Muy pocas veces Reina sentía miedo. Su vida se instalaba siempre en el presente, donde sólo sucedía lo conocido, pero ahora estaba desasosegada por el minuto siguiente. No quería volver a ver a Camargo, no sabía qué hacer ni qué decirle. Otra vez, como la noche anterior, se le confundían los sentimientos, pero ya no por el deseo o la curiosidad de un cuerpo imprevisible sino porque no sabia qué hacer con la importancia que de pronto había ganado. Era ambiciosa, claro que sí, pero la vida que imaginaba para sí era otra.
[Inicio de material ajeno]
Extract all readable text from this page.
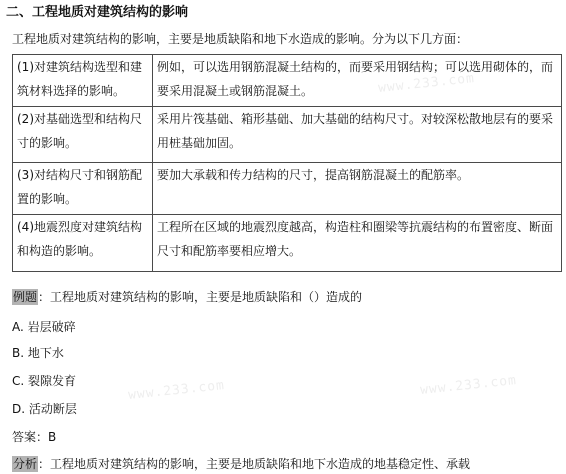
www.233.com
www.233.com	www.233.com
二、工程地质对建筑结构的影响
工程地质对建筑结构的影响，主要是地质缺陷和地下水造成的影响。分为以下几方面：
(1)对建筑结构选型和建筑材料选择的影响。	例如，可以选用钢筋混凝土结构的，而要采用钢结构；可以选用砌体的，而要采用混凝土或钢筋混凝土。
(2)对基础选型和结构尺寸的影响。	采用片筏基础、箱形基础、加大基础的结构尺寸。对较深松散地层有的要采用桩基础加固。
(3)对结构尺寸和钢筋配置的影响。	要加大承载和传力结构的尺寸，提高钢筋混凝土的配筋率。
(4)地震烈度对建筑结构和构造的影响。	工程所在区域的地震烈度越高，构造柱和圈梁等抗震结构的布置密度、断面尺寸和配筋率要相应增大。
例题：工程地质对建筑结构的影响，主要是地质缺陷和（）造成的
A. 岩层破碎
B. 地下水
C. 裂隙发育
D. 活动断层
答案：B
分析：工程地质对建筑结构的影响，主要是地质缺陷和地下水造成的地基稳定性、承载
Quería escribir poemas, algún largo ensayo arqueológico sobre los tiempos de Jesús, cuentos en los que sucedieran pocas cosas como en los de Isaac Babel y nada fuera asombroso como en los de Raymond Carver: que la recordaran por eso, no por las centellas que el diario echaba a volar cada día para que otras centellas las apagaran al día siguiente. Investigaciones Especiales. ¿Qué tendría Camargo en la cabeza? Suspiró y marcó el teléfono interno de la dirección.